The simple device structure of memristors has a benefit in fabricating a high-density crossbar array, which is known as the most efficient architecture for implementing hardware ANN computing such as vector-matrix multiplications. The research team made a virtual ANN with the crossbar arrays consisting of their memristors and demonstrated that the ANN can effectively classify faces with high accuracy by training it with various people’s facial images. The developed ANN was able to recognize a person’s faces even when images were damaged by noise.

The working principles underlying the transition from digital to analog operation of the memristor can be extended to develop a class of analog memristor synapses, which will contribute to rapid technological advances in high-performance neuromorphic chips.

This study was published in Nano Letters (Nano Lett. 2019, 19, 839-849) and has received media coverage from several outlets.

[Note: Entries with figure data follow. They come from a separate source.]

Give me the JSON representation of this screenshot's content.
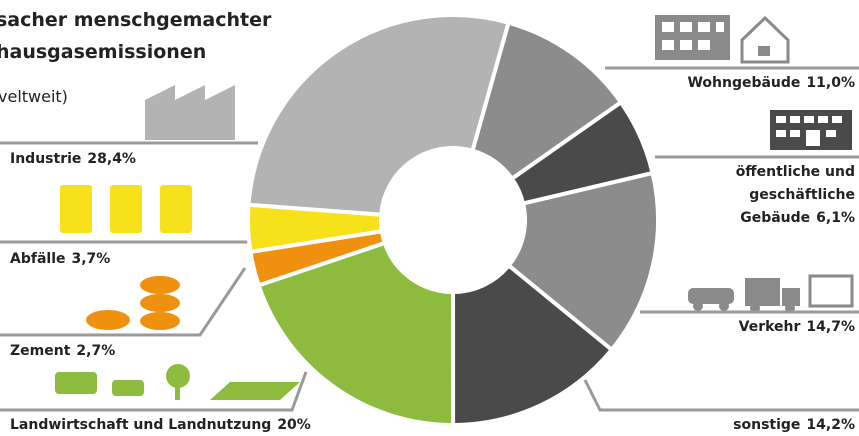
{
  "chart_data": {
    "type": "donut",
    "title_lines": [
      "sacher menschgemachter",
      "hausgasemissionen"
    ],
    "subtitle": "veltweit)",
    "categories": [
      [
        "Wohngebäude"
      ],
      [
        "öffentliche und",
        "geschäftliche",
        "Gebäude"
      ],
      [
        "Verkehr"
      ],
      [
        "sonstige"
      ],
      [
        "Landwirtschaft und Landnutzung"
      ],
      [
        "Zement"
      ],
      [
        "Abfälle"
      ],
      [
        "Industrie"
      ]
    ],
    "values": [
      11.0,
      6.1,
      14.7,
      14.2,
      20,
      2.7,
      3.7,
      28.4
    ],
    "value_labels": [
      "11,0%",
      "6,1%",
      "14,7%",
      "14,2%",
      "20%",
      "2,7%",
      "3,7%",
      "28,4%"
    ],
    "colors": [
      "#8c8c8c",
      "#4a4a4a",
      "#8c8c8c",
      "#4a4a4a",
      "#8dbb3e",
      "#f0900f",
      "#f7e11a",
      "#b3b3b3"
    ]
  }
}
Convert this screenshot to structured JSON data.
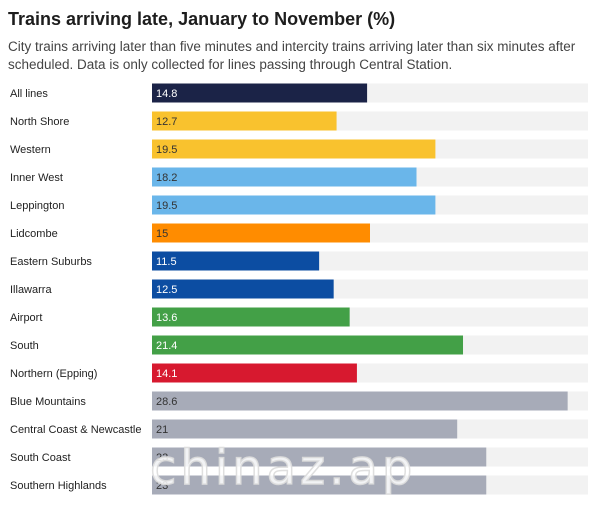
{
  "chart_data": {
    "type": "bar",
    "orientation": "horizontal",
    "title": "Trains arriving late, January to November (%)",
    "subtitle": "City trains arriving later than five minutes and intercity trains arriving later than six minutes after scheduled. Data is only collected for lines passing through Central Station.",
    "xlim": [
      0,
      30
    ],
    "grid": false,
    "track_color": "#f2f2f2",
    "categories": [
      "All lines",
      "North Shore",
      "Western",
      "Inner West",
      "Leppington",
      "Lidcombe",
      "Eastern Suburbs",
      "Illawarra",
      "Airport",
      "South",
      "Northern (Epping)",
      "Blue Mountains",
      "Central Coast & Newcastle",
      "South Coast",
      "Southern Highlands"
    ],
    "values": [
      14.8,
      12.7,
      19.5,
      18.2,
      19.5,
      15,
      11.5,
      12.5,
      13.6,
      21.4,
      14.1,
      28.6,
      21,
      23,
      23
    ],
    "value_labels": [
      "14.8",
      "12.7",
      "19.5",
      "18.2",
      "19.5",
      "15",
      "11.5",
      "12.5",
      "13.6",
      "21.4",
      "14.1",
      "28.6",
      "21",
      "23",
      "23"
    ],
    "colors": [
      "#1b2347",
      "#f9c22e",
      "#f9c22e",
      "#6ab6ea",
      "#6ab6ea",
      "#ff8c00",
      "#0c4da2",
      "#0c4da2",
      "#43a047",
      "#43a047",
      "#d7192f",
      "#a7abb8",
      "#a7abb8",
      "#a7abb8",
      "#a7abb8"
    ],
    "label_colors": [
      "#ffffff",
      "#333333",
      "#333333",
      "#333333",
      "#333333",
      "#333333",
      "#ffffff",
      "#ffffff",
      "#ffffff",
      "#ffffff",
      "#ffffff",
      "#333333",
      "#333333",
      "#333333",
      "#333333"
    ]
  },
  "watermark_text": "chinaz.ap"
}
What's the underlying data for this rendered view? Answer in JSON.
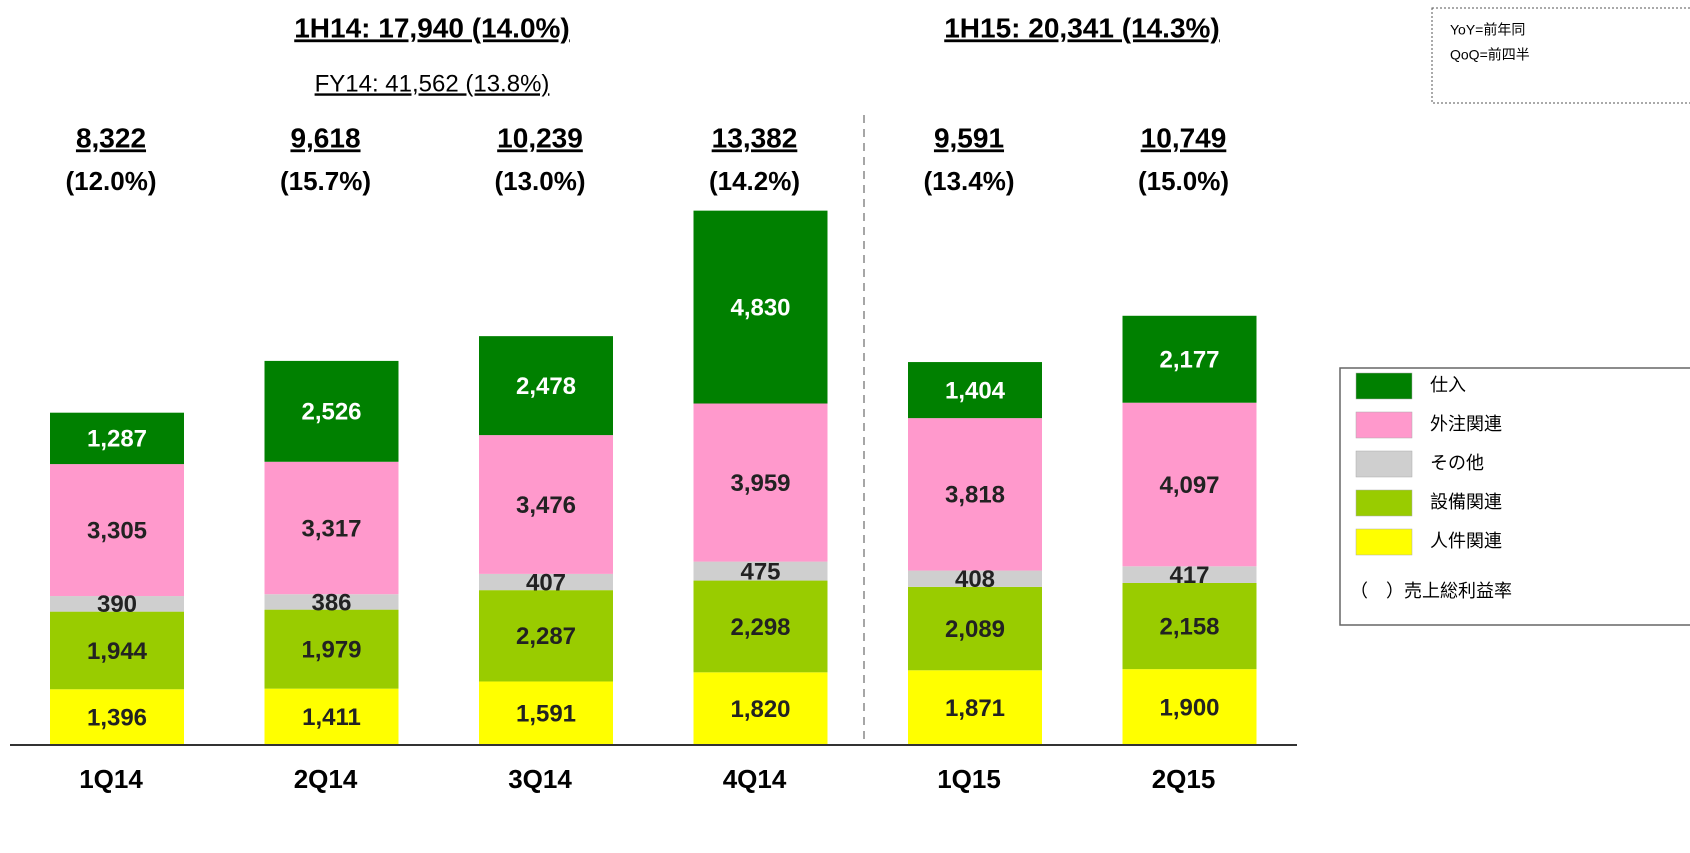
{
  "chart_data": {
    "type": "stacked_bar",
    "group_titles": [
      "1H14: 17,940 (14.0%)",
      "1H15: 20,341 (14.3%)"
    ],
    "subtitle": "FY14: 41,562 (13.8%)",
    "notes": [
      "YoY=前年同",
      "QoQ=前四半"
    ],
    "categories": [
      "1Q14",
      "2Q14",
      "3Q14",
      "4Q14",
      "1Q15",
      "2Q15"
    ],
    "totals": [
      "8,322",
      "9,618",
      "10,239",
      "13,382",
      "9,591",
      "10,749"
    ],
    "margins": [
      "(12.0%)",
      "(15.7%)",
      "(13.0%)",
      "(14.2%)",
      "(13.4%)",
      "(15.0%)"
    ],
    "series": [
      {
        "name": "人件関連",
        "color": "#ffff00",
        "label_color": "#222222",
        "values": [
          1396,
          1411,
          1591,
          1820,
          1871,
          1900
        ],
        "value_labels": [
          "1,396",
          "1,411",
          "1,591",
          "1,820",
          "1,871",
          "1,900"
        ]
      },
      {
        "name": "設備関連",
        "color": "#99cc00",
        "label_color": "#222222",
        "values": [
          1944,
          1979,
          2287,
          2298,
          2089,
          2158
        ],
        "value_labels": [
          "1,944",
          "1,979",
          "2,287",
          "2,298",
          "2,089",
          "2,158"
        ]
      },
      {
        "name": "その他",
        "color": "#cfcfcf",
        "label_color": "#222222",
        "values": [
          390,
          386,
          407,
          475,
          408,
          417
        ],
        "value_labels": [
          "390",
          "386",
          "407",
          "475",
          "408",
          "417"
        ]
      },
      {
        "name": "外注関連",
        "color": "#ff99cc",
        "label_color": "#222222",
        "values": [
          3305,
          3317,
          3476,
          3959,
          3818,
          4097
        ],
        "value_labels": [
          "3,305",
          "3,317",
          "3,476",
          "3,959",
          "3,818",
          "4,097"
        ]
      },
      {
        "name": "仕入",
        "color": "#008000",
        "label_color": "#ffffff",
        "values": [
          1287,
          2526,
          2478,
          4830,
          1404,
          2177
        ],
        "value_labels": [
          "1,287",
          "2,526",
          "2,478",
          "4,830",
          "1,404",
          "2,177"
        ]
      }
    ],
    "legend_note": "（　）売上総利益率",
    "ylim": [
      0,
      14500
    ]
  }
}
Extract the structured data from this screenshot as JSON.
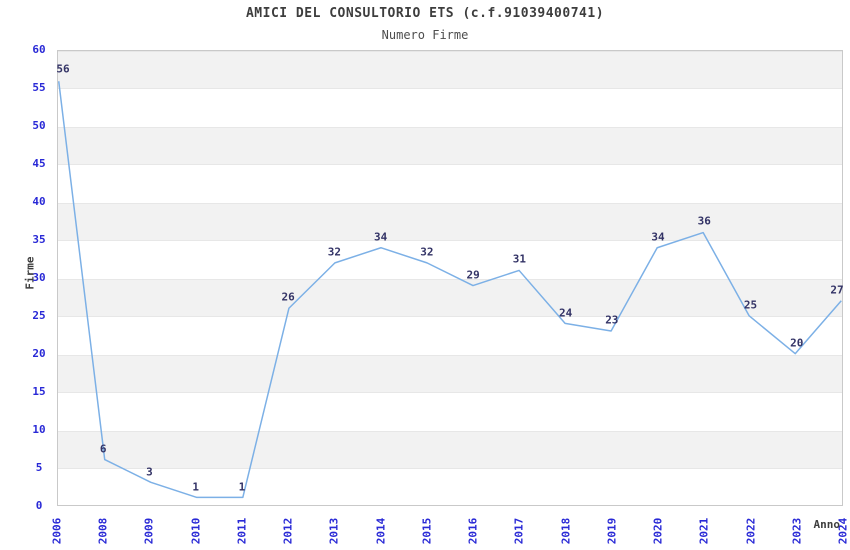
{
  "header": {
    "title": "AMICI DEL CONSULTORIO ETS (c.f.91039400741)",
    "subtitle": "Numero Firme"
  },
  "chart_data": {
    "type": "line",
    "title": "AMICI DEL CONSULTORIO ETS (c.f.91039400741)",
    "subtitle": "Numero Firme",
    "categories": [
      "2006",
      "2008",
      "2009",
      "2010",
      "2011",
      "2012",
      "2013",
      "2014",
      "2015",
      "2016",
      "2017",
      "2018",
      "2019",
      "2020",
      "2021",
      "2022",
      "2023",
      "2024"
    ],
    "values": [
      56,
      6,
      3,
      1,
      1,
      26,
      32,
      34,
      32,
      29,
      31,
      24,
      23,
      34,
      36,
      25,
      20,
      27
    ],
    "xlabel": "Anno",
    "ylabel": "Firme",
    "ylim": [
      0,
      60
    ],
    "ytick_step": 5,
    "grid": "alternating-horizontal-bands",
    "legend": "none",
    "data_labels": "on",
    "colors": {
      "line": "#7cb0e6",
      "tick_label": "#2929d6",
      "data_label": "#333366",
      "band_fill": "#f2f2f2",
      "plot_border": "#c9c9c9",
      "title": "#3d3d3d",
      "subtitle": "#4d4d4d"
    }
  }
}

The illustration shows an artistic rendering of flexible memristive synapse array having atomically thin metal filaments in each memristor and its potential application for brain-inspired neuromorphic chips.

 

Figure 1. (a) Schematic illustration of flexible polymer memristor synapse array. (b) Digital switching behavior of polymer memristor. The inset shows a schematic illustration of a memristor with a thick conductive filament. (c) Analog switching behavior of polymer memristor. The inset shows a schematic illustration of memristor with an atomically thin conductive filament. (d) Conductance update characteristics of memristor with an atomically thin conductive filament. (e) Recognition rate of ANN for face classification.